It’s important to understand the cost of memory allocations, but this cost can be surprisingly tricky to measure. It seems reasonable to measure this cost by wrapping calls to new and delete with timers. However, for large buffers these timers may miss over 99% of the true cost of these operations, and these hidden costs are larger than I had expected.
Further complicating these measurements, it turns out that some of the cost may be charged to another process and will therefore not show up in any timings that you might plausibly make.
In this (Windows specific) post I’m going to explain what these hidden costs are, how they hide, how to measure them, and what you should do about it.
Which of these do you need to measure to fully record the cost of freeing and reallocating memory rather than reusing it?
- Time spent allocating and freeing the memory
- Time spent using the memory
- CPU time consumed in the system process
- All of the above
Spoiler alert, the answer is #4. For sufficiently large blocks of memory the time to allocate and free memory is only part of the CPU cost associated with the allocation. Details to follow.

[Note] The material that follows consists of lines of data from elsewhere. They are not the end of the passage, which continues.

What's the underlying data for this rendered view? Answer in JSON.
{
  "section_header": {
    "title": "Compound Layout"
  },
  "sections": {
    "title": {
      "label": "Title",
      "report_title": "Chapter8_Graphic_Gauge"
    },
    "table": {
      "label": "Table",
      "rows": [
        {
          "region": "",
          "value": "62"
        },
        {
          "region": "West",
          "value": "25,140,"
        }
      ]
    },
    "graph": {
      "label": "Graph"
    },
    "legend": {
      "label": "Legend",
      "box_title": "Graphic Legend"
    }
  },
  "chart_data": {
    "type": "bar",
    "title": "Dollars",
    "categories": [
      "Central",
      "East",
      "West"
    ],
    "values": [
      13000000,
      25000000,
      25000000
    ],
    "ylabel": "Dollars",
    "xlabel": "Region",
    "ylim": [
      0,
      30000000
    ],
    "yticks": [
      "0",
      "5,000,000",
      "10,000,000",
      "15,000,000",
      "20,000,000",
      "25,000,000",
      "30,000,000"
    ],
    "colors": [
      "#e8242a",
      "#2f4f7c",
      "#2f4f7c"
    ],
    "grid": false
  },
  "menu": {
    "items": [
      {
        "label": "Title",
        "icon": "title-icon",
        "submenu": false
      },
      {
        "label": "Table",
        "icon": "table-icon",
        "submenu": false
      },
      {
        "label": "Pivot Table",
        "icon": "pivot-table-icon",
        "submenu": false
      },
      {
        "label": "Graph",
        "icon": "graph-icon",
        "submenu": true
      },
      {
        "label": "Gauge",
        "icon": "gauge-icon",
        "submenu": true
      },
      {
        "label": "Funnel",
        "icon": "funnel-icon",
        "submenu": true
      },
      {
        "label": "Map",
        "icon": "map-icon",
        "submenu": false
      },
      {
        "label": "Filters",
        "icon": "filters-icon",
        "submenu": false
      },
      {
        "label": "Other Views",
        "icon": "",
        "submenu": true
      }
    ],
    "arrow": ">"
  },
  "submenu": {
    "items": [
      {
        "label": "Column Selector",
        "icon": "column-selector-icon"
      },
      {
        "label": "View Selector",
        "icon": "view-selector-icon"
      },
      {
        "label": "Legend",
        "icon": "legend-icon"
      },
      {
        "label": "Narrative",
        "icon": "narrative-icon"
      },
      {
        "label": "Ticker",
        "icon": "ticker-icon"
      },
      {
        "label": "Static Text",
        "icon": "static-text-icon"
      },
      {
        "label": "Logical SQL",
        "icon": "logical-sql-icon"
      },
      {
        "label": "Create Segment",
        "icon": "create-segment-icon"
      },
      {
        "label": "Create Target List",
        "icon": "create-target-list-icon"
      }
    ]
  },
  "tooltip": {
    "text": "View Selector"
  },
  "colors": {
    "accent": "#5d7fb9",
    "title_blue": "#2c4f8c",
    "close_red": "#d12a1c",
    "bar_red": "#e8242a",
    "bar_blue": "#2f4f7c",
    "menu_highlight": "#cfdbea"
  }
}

I like big blocks and I cannot lie
In this post I am exclusively focusing on allocating large blocks of memory – those that are large enough that the heap delegates the allocation to the operating system. I am ignoring the low-fragmentation heap, heap contention, and heap fragmentation in order to focus on the operating system issues of allocating large blocks of memory. This is a real issue that I have encountered multiple times, and fixing it can give an easy performance win, but I don’t want to try to account for all memory allocation issues in one post.
Measuring allocating and freeing
Measuring the cost of allocating and freeing memory seems easy. Just call new/delete in a loop for various sized blocks of memory and measure how long they take. In my tests, for sizes ranging from 8 MB to 32 MB, the cost for a new/delete pair averaged about 7.5 μs (microseconds), split into ~5.0 μs for the allocation and ~2.5 μs for the free. For the large allocations I was testing the size of the allocation did not seem to significantly affect the results.
Freeing is about to get slower
Allocating memory without using it is a bit artificial, so the next thing to do is to write to the entire block of memory before freeing it. Pause for a moment to think about what effect this should have on the cost of allocating and freeing memory. I’ll wait.
The cost of allocating the memory goes up slightly in this scenario, presumably because writing to the memory flushes all sorts of useful data from the CPU’s caches, making subsequent allocations slightly slower. This effect adds about 8.0 μs to the allocation cost.
Freeing the memory gets a lot more expensive. When the memory is written before freeing the cost to free the memory is about 75 μs per MB – a huge jump from the ~2.5 μs to free unused memory. This means that it takes about 2,400 μs (2.4 ms) to free 32 MB of memory that has been used!
Memory, on demand
The reason for this seemingly peculiar behavior has to do with the laziness of the Windows operating system. For large allocations (a MB or larger I believe) the Windows heap (new/new, malloc/HeapAlloc) will use the system VirtualAlloc function (with MEM_COMMIT | MEM_RESERVE) to request memory. This will reserve address space and allocate commit charges, but doesn’t actually commit any pages. The pointer returned by VirtualAlloc is basically just a promissory note – the operating system promises that when pages are touched there will be memory there but, as the documentation says “Actual physical pages are not allocated unless/until the virtual addresses are actually accessed.” This is often a good thing because applications that allocate more memory than they need may end up being less wasteful than intended, and Linux behaves similarly.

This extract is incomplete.